Holly Winterburn becomes first homegrown British guard to make WNBA

Holly Winterburn Atlanta Dream

Holly Winterburn has made history.

The 25-year-old from Northampton was named to the Atlanta Dream’s 12-player opening night roster on Thursday, becoming the first British homegrown guard to make a WNBA team.

“A little girl’s dream turned into reality,” Winterburn posted on Instagram. “Beyond grateful. The work starts now.”

Winterburn arrived in Atlanta off the back of a title-winning season in Greece with Athinaikos, where she helped the club lift the Greek Cup and the A1 League and reach a EuroCup Women final. She earned her spot under head coach Karl Smesko alongside Angel Reese, Rhyne Howard, Allisha Gray and Brionna Jones, on a team coming off a 30-win, franchise-record 2025 campaign.

Winterburn’s first club was Northants Basketball, the local programme where most kids in the area get their first taste of the sport. From there she moved through Charnwood and the Leicester Riders pathway before earning a scholarship to Oregon in 2019.

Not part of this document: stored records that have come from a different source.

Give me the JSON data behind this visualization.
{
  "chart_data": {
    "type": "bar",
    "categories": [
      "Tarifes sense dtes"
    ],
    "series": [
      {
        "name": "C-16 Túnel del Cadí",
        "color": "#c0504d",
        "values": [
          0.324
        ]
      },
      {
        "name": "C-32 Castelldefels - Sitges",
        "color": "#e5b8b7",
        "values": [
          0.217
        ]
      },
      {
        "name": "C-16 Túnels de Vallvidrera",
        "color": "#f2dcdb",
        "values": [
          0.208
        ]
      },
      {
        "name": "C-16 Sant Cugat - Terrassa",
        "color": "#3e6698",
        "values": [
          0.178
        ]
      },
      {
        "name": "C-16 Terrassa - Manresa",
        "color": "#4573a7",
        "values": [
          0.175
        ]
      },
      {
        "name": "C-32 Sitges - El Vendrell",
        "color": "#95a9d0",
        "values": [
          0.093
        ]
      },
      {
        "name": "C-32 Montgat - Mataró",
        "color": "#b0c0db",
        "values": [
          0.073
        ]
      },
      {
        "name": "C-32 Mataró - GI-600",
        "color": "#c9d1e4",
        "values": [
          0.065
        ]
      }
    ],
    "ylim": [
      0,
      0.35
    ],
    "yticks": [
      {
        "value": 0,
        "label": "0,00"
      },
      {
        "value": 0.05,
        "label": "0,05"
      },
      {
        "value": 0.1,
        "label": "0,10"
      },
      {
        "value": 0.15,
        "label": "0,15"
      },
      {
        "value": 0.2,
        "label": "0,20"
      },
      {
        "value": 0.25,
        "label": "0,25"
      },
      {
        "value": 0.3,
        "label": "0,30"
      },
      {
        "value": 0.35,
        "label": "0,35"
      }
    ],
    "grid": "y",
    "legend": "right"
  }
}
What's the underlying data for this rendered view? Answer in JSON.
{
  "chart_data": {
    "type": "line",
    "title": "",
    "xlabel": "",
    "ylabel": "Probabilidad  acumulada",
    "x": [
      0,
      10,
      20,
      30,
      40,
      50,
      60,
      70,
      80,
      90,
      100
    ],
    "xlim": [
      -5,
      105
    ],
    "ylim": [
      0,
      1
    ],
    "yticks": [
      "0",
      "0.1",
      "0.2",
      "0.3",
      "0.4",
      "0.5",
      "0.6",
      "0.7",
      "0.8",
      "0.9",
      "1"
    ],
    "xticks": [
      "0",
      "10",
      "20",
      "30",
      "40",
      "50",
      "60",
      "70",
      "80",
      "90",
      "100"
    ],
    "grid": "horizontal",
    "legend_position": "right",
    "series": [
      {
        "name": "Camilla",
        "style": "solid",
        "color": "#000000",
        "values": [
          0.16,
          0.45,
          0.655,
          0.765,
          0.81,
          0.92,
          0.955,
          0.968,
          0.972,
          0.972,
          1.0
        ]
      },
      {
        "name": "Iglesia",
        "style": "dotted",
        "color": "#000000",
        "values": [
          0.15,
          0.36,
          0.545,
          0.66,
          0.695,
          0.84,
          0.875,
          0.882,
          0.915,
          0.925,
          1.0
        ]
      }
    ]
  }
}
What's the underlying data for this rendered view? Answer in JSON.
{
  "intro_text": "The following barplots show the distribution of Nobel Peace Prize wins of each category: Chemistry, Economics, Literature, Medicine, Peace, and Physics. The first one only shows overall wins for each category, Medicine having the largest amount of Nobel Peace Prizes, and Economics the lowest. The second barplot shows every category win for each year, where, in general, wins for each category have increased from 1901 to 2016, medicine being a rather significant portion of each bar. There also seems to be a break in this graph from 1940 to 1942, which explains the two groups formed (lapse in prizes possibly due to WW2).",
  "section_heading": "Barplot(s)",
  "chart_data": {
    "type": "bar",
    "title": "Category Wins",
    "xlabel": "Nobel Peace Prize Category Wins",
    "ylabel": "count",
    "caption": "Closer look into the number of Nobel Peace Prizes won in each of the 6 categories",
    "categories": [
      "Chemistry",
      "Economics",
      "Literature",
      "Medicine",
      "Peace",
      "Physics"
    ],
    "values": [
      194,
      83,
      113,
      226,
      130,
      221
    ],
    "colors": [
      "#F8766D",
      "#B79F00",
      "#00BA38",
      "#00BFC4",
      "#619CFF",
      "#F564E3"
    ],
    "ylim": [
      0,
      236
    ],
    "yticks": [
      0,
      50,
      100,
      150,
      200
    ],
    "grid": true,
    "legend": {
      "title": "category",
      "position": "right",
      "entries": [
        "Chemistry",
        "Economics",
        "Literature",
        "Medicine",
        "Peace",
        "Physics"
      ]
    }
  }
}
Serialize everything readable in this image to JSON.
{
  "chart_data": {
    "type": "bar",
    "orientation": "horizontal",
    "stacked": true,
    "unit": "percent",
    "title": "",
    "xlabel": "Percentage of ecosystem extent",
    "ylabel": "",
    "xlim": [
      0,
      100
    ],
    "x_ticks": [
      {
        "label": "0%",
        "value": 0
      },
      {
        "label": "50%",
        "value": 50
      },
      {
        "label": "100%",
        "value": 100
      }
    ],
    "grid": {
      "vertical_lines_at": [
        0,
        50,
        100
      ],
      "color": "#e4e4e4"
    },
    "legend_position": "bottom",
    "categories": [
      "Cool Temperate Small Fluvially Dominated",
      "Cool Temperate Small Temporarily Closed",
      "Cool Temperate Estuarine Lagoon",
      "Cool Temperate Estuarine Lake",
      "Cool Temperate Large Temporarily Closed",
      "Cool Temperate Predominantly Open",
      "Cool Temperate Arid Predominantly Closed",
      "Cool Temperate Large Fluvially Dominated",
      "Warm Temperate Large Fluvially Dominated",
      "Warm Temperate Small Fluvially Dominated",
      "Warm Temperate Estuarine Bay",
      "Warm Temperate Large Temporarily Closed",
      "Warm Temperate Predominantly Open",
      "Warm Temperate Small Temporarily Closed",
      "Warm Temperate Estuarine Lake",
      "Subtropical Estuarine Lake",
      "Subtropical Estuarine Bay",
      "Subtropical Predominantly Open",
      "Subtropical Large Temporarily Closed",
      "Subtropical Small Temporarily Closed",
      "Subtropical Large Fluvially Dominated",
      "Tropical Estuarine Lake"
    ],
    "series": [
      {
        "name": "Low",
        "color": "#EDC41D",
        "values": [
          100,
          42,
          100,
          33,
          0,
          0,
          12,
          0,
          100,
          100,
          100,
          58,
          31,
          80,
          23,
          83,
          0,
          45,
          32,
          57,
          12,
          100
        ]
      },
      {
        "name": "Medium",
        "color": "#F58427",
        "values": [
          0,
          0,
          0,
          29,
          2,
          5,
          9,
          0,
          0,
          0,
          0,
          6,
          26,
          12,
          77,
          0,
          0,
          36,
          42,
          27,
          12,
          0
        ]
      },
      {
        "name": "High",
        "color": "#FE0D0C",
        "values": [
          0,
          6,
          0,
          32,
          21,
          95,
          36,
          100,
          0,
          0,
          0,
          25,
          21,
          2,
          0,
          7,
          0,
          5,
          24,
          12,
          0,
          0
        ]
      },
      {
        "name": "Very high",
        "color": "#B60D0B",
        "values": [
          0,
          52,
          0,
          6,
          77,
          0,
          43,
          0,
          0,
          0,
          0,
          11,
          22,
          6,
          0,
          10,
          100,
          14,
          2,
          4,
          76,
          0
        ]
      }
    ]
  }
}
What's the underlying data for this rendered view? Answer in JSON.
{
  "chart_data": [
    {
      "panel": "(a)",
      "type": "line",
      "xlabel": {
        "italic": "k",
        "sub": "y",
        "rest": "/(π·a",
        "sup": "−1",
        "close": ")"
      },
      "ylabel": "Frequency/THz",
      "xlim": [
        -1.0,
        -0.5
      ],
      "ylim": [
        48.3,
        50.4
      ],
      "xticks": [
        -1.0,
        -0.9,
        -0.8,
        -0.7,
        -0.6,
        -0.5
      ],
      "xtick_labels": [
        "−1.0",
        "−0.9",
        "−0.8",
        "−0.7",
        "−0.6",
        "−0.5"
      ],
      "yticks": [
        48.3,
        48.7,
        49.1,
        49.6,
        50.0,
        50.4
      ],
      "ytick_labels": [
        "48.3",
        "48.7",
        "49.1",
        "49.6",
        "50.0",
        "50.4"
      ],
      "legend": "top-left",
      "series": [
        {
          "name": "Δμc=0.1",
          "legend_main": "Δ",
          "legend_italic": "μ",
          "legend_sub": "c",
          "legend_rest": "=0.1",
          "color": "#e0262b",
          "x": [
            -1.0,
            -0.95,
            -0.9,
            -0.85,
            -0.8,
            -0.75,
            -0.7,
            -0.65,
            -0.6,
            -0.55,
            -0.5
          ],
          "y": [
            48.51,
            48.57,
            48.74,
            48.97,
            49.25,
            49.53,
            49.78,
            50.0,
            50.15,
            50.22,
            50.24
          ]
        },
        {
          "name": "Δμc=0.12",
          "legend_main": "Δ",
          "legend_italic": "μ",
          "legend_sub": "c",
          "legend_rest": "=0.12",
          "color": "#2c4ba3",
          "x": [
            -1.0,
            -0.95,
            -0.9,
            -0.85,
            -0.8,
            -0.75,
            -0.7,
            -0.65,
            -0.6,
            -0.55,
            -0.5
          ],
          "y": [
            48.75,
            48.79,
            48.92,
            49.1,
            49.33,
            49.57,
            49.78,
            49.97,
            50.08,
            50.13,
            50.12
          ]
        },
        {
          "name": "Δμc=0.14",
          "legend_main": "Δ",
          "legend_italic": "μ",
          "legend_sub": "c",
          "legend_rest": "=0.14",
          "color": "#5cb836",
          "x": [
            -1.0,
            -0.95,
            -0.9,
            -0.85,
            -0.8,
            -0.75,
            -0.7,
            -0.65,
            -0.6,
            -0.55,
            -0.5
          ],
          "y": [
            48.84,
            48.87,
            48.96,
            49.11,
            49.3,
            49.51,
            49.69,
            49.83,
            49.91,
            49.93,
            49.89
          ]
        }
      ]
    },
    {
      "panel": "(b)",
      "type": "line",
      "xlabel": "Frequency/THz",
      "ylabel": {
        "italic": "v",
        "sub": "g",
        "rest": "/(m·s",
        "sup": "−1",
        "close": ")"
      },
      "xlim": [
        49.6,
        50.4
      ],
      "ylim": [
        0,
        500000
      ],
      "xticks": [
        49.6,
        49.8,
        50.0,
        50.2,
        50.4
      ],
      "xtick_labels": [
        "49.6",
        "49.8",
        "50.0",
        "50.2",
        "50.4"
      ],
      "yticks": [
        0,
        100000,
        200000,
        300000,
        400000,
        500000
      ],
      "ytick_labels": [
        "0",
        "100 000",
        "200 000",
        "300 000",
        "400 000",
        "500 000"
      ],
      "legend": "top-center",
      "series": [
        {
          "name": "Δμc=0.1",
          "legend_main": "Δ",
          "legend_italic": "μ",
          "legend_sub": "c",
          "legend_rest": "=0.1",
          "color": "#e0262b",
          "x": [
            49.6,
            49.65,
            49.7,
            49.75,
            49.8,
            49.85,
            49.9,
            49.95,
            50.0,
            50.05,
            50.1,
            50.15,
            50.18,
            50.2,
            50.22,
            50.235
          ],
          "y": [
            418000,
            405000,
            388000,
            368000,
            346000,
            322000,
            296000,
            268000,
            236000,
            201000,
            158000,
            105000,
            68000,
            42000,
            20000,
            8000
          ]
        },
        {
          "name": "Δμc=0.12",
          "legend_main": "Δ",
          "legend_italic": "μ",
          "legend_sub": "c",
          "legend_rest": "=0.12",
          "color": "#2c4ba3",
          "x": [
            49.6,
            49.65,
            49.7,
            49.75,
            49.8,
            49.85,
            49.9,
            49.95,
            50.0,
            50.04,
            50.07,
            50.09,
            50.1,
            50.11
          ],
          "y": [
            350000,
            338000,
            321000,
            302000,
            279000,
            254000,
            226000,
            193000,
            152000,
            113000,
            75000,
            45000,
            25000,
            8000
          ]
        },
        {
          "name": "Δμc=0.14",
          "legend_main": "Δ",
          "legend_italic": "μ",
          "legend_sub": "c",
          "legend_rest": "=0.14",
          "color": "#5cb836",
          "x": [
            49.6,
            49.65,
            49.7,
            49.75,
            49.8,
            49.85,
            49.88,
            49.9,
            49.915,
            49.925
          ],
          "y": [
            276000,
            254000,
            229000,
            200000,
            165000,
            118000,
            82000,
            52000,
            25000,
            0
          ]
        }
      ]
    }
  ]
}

After one season with the Ducks she came home, playing WBBL with Leicester Riders before moving to London Lions, where in April 2024 she was part of the squad that beat Beşiktaş to win the FIBA EuroCup Women, the first European trophy in the history of British basketball.

A training camp deal with Atlanta followed in February 2025, but a pre-camp injury ruled her out of the entire season before it began. She went to Greece, played the best basketball of her career, and forced her way back into Atlanta’s plans for 2026.

Winterburn was named MVP of the inaugural U19 Women’s Hoopsfix All-Star Classic in 2019, the first time the showcase had featured a women’s game. Six years on, she is on a WNBA roster.

Temi Fagbenle has been the standard bearer for British women in the WNBA, winning a championship with the Minnesota Lynx in 2017 and recently signing a reported $1m deal with the Toronto Tempo. Kristine Anigwe and Karlie Samuelson have also held WNBA contracts. But those players are post players, dual nationals, or were developed primarily inside the American system.

Winterburn is the first guard. She is also the first who came up almost entirely through the British pathway, a junior club programme to a national league side to a single year of NCAA basketball before returning home, then earning her way to the WNBA via Europe.

“For British basketball, it’s always like, we have so much potential, we have the talent, but it never really goes anywhere,” Winterburn said in her first media availability with the Dream this week.

“Temi’s the pioneer right now. But having people here doing it and proving that we can do it, it’s not just potential, I think that’s important for the next generation.”

Atlanta open the regular season on Saturday in Minnesota.